Je pense au respect absolu de la dignité humaine, à la défense intransigeante des droits de l'homme et à la promotion résolue de l'égalité. Je pense également à la recherche permanente de la concorde nationale et de la cohésion sociale. Ce legs inestimable remis dès 1940 entre les mains des compagnons doit être conservé avec soin et valorisé avec enthousiasme. Devant le Président de la République qui nous honore de sa présence, je suis heureux et fier d'affirmer que les 5 communes compagnons sont déterminées à assumer cette grande et belle responsabilité. L'Ile de Sein, Nantes, Grenoble, Vassieux-en-Vercors et Paris ont été désignées par leur Histoire pour porter l'exigence et l'espérance de la Libération. Parce qu'en leurs murs le peuple a pris part directement à la reconquête de sa liberté, nos villes ont en partage ces vers d'Aragon sur l'insurrection parisienne : « mon peuple à jamais grand de sa bravoure / mon peuple est là dans ma ville majeure / qui s'est levé sans attendre le jour ». Le combat pour la liberté a été conduit dans l'obscurité d'une occupation assassine pour les innocents et les hommes de bonne volonté, mais hospitalière aux traîtres et aux lâches. Il a fallu que des femmes et des hommes se dressent toutes les heures de cette longue nuit pour que le jour finisse par se lever. Nos cinq communes sont emblématiques de ce long combat, longtemps invisible et finalement éclatant, contre l'occupant.
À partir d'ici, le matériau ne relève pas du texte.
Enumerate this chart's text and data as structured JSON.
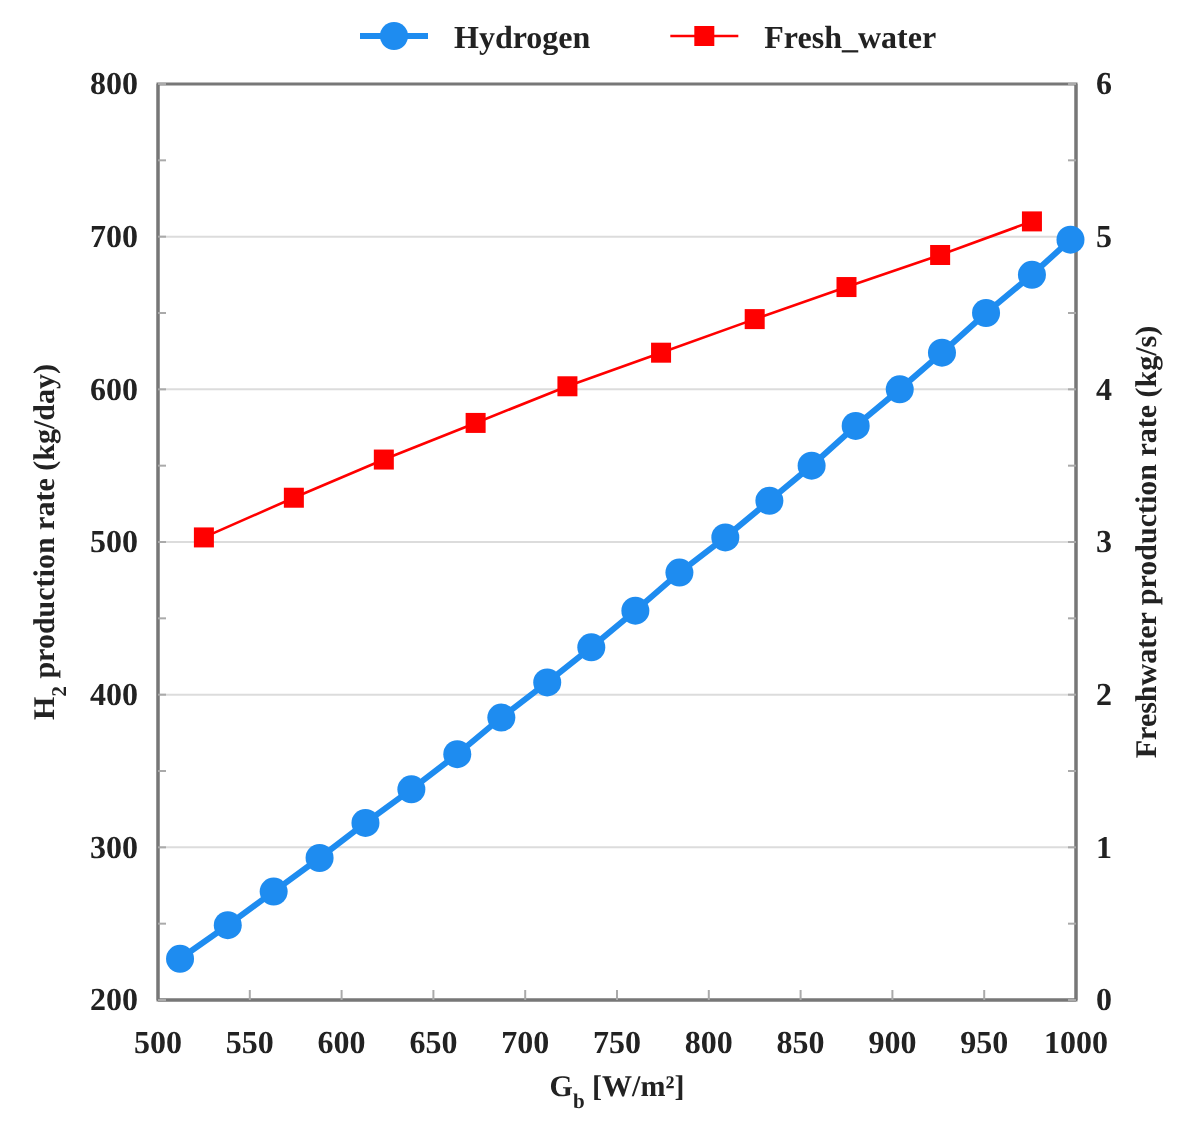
{
  "chart_data": {
    "type": "line",
    "xlabel": "G$_{b}$ [W/m²]",
    "ylabel": "H$_{2}$ production rate (kg/day)",
    "y2label": "Freshwater production rate (kg/s)",
    "xlim": [
      500,
      1000
    ],
    "xticks": [
      500,
      550,
      600,
      650,
      700,
      750,
      800,
      850,
      900,
      950,
      1000
    ],
    "ylim": [
      200,
      800
    ],
    "yticks": [
      200,
      {
        "value": 250,
        "label": null
      },
      300,
      {
        "value": 350,
        "label": null
      },
      400,
      {
        "value": 450,
        "label": null
      },
      500,
      {
        "value": 550,
        "label": null
      },
      600,
      {
        "value": 650,
        "label": null
      },
      700,
      {
        "value": 750,
        "label": null
      },
      800
    ],
    "y2lim": [
      0,
      6
    ],
    "y2ticks": [
      0,
      {
        "value": 0.5,
        "label": null
      },
      1,
      {
        "value": 1.5,
        "label": null
      },
      2,
      {
        "value": 2.5,
        "label": null
      },
      3,
      {
        "value": 3.5,
        "label": null
      },
      4,
      {
        "value": 4.5,
        "label": null
      },
      5,
      {
        "value": 5.5,
        "label": null
      },
      6
    ],
    "grid": "y",
    "legend": "top",
    "line_style": "solid",
    "series": [
      {
        "name": "Hydrogen",
        "color": "#1e8cf0",
        "marker": "circle",
        "x": [
          512,
          538,
          563,
          588,
          613,
          638,
          663,
          687,
          712,
          736,
          760,
          784,
          809,
          833,
          856,
          880,
          904,
          927,
          951,
          976,
          997
        ],
        "values": [
          227,
          249,
          271,
          293,
          316,
          338,
          361,
          385,
          408,
          431,
          455,
          480,
          503,
          527,
          550,
          576,
          600,
          624,
          650,
          675,
          698
        ]
      },
      {
        "name": "Fresh_water",
        "color": "#ff0000",
        "marker": "square",
        "axis": "y2",
        "x": [
          525,
          574,
          623,
          673,
          723,
          774,
          825,
          875,
          926,
          976
        ],
        "values": [
          3.03,
          3.29,
          3.54,
          3.78,
          4.02,
          4.24,
          4.46,
          4.67,
          4.88,
          5.1
        ]
      }
    ]
  }
}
Toutes ont une histoire et une identité propres, résumées à chaque fois dans le décret qui les élève à la dignité de compagnons.
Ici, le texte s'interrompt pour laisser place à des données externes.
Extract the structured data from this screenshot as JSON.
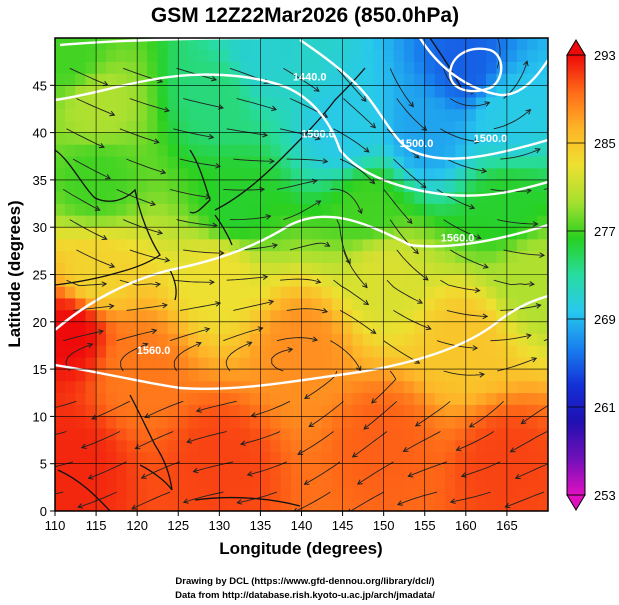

L'Ile de Sein est figurée comme une mère qui « a envoyé tous ses enfants au combat sous le pavillon de la France libre ». Nantes est décrite dès novembre 1941 comme « un exemple de courage et de fidélité ». Grenoble apparaît pour la postérité comme une ville « dressée dans sa fierté malgré ses deuils et ses souffrances ». Vassieux-en-Vercors incarne le martyre des maquis avec l'évocation terrible d'un « village qui s'est totalement sacrifié pour la cause de la résistance française ». Paris enfin est rendue, en quelques mots libérateurs, à son identité de « capitale fidèle à elle-même et à la France ». Parce que ces communes ont mérité des valeurs de l'ordre, elles sont dignes de les porter et de les inscrire au coeur de l'avenir. Elles se dévoueront à cette mission avec la fougue des plus jeunes compagnons de 1940, mais également avec la sagesse des compagnons vénérables qui nous font l'honneur d'être à nos côtés aujourd'hui. Elles sauront faire en sorte que vivent, avec le souvenir de la Libération, les valeurs d'une liberté toujours à la conquête d'elle-même."